中国語は、私の勤務先では選択科目なので、その年に何人受講するかは第一回目の授業で教室に入るまでわからない(毎年ドキドキものである)。幸いなことに、今年も我が教室に例年同様新しい学生がやってきてホッとしたところだ。こうして実質2か月余りが過ぎ、順調にシラバス通り週1回の授業が進んできたのだが、どうしてもある種やるせない気分に陥ってしまう。

振り返って50年前、中国文学専攻の私は、大学1年生の時はいわゆる教養語学の中国語が週に3回、その他専門科目としての文法やら会話の授業があって、毎日のように中国語関係の授業があった。これだけでも相当の時間数になるが、さらにきつかったのは「先輩による指導」であった。

私の母校では毎朝1時間目の授業が始まる30分位前からあらかじめ定められた教室で、2年生以上の上級生が1年生を相手に一対一で発音指導する習慣があった。戦前からのことで、今も続いていれば一世紀以上の伝統になる。「本を声に出して読む」という意味の中国語で朝の「念书(ニエンシュー)」と言った。

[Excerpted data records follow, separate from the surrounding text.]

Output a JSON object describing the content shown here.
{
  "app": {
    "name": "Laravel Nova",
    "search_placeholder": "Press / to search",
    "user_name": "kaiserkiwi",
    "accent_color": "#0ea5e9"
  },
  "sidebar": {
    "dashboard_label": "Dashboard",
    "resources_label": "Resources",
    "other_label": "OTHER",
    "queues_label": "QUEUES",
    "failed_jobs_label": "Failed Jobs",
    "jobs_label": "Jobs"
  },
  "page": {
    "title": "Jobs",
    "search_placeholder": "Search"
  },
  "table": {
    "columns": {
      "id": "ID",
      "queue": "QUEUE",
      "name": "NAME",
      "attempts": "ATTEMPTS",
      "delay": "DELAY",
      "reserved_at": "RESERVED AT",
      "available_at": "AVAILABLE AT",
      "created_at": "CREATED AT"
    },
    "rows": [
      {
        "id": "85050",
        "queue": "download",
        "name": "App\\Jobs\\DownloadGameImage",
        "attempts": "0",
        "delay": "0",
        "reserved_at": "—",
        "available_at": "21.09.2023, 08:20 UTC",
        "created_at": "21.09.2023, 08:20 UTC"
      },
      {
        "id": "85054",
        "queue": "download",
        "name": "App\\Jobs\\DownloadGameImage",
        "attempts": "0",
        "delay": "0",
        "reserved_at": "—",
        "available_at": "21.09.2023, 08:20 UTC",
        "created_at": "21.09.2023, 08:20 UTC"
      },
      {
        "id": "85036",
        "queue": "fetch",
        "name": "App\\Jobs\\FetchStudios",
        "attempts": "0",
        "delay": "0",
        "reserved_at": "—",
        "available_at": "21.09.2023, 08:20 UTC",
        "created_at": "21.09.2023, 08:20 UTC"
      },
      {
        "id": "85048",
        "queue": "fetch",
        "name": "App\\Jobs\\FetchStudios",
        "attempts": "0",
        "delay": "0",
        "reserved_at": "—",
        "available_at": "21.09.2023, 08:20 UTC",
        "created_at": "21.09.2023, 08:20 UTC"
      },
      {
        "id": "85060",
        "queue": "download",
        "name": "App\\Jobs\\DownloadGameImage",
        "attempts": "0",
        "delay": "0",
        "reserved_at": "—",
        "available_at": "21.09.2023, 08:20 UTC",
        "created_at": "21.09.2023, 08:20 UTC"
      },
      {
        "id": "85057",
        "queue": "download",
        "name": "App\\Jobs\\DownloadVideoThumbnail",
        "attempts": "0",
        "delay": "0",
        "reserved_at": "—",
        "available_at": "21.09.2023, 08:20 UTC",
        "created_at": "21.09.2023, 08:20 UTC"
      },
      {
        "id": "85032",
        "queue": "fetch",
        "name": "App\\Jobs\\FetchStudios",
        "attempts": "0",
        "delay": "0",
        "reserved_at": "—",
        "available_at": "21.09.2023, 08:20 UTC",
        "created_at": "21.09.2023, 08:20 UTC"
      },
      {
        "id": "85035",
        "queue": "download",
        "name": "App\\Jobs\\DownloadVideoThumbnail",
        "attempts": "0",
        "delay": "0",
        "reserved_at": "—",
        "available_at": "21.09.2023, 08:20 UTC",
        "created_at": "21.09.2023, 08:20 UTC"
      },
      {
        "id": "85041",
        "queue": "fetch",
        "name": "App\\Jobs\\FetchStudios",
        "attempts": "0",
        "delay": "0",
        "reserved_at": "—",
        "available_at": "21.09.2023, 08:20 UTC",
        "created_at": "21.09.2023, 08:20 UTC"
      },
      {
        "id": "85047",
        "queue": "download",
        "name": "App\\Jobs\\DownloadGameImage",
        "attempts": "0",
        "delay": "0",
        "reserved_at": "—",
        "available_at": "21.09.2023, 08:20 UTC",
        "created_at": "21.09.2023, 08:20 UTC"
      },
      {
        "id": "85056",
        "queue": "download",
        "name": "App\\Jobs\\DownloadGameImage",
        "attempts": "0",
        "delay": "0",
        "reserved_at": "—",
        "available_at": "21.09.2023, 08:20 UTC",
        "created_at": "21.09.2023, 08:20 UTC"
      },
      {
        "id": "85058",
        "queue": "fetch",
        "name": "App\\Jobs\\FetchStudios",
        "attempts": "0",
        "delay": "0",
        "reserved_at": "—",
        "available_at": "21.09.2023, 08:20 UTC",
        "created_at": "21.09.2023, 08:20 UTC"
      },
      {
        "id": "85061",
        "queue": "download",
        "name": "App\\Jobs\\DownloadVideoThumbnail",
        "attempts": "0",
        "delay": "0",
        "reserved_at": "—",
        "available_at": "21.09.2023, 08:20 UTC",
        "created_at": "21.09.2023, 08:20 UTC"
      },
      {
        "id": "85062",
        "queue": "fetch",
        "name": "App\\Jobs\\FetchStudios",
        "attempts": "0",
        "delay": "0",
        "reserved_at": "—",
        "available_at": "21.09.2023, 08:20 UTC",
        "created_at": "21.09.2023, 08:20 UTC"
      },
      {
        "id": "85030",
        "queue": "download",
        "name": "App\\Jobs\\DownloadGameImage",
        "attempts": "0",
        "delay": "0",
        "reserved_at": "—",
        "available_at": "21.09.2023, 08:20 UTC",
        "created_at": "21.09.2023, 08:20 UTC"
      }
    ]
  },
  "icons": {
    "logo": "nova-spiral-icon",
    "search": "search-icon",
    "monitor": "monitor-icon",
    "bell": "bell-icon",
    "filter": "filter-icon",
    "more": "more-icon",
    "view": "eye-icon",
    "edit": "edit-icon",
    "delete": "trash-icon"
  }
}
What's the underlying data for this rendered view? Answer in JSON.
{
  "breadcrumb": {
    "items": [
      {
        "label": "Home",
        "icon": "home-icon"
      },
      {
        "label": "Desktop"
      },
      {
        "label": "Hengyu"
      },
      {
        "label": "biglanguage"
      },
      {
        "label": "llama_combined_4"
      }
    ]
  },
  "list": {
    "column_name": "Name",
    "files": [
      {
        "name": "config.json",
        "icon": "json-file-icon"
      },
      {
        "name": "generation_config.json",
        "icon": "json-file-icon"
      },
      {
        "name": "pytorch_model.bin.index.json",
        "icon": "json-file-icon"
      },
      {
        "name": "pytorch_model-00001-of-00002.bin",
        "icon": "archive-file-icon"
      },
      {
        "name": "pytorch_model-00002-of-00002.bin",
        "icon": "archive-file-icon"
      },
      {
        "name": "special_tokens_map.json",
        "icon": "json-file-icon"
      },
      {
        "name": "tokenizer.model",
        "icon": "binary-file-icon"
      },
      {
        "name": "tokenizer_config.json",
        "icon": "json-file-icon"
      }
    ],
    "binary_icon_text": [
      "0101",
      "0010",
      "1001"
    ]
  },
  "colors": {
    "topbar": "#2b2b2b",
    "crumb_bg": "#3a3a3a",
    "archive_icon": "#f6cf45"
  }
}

はじめは四声と呼ばれる4種類のアクセントの言い方、日本語の50音図に相当する北京語音節表(50音どころか400以上ある)の一つ一つの発音から始まって、教科書の例文や本文を何度も、何度も、何度も、何度も、上級生が「良し」と言うまで繰り返し、繰り返し先輩の後について発音させられた。

教科書の文章はほとんど暗記してしまうくらい練習したので、授業は楽だった。教科書の中の文法解説の時間もあったはずだが、あまりよく理解できなかったのだろう、勉強した確かな記憶がない。それでもまあまあ正しい作文ができたのは、丸暗記のおかげに違いない。授業後はまた熱心な上級生から某政治家の短い論文、語録を暗記(夕方の「念书」)させられた。文法の説明はなかった。政治には興味がなかったので、内容については良いとも悪いとも思わず、ただひたすら暗記した。外国人力士が流暢な日本語を話せるのは稽古場で相撲の練習と同時に日本語を何度も聞かされているからではないだろうかと思う。

ところで冒頭のやるせなさは、自分の受け持ちクラスの受講生の練習機会の少なさによる。授業コマ数も少ないし、課外の練習機会のお誘いもない。 私が学生だった頃は、中国語の音源はカセットテープ位しかなく、生の中国語に飢えていた。「訪船」と言って、港に入った中国の貨物船の船員相手に腕試しするのが楽しみだった。今はネットで教科書の模範朗読から中国人の手になるyoutubeでネイティブの音も画像も見たい放題である。これを活用しない手はない。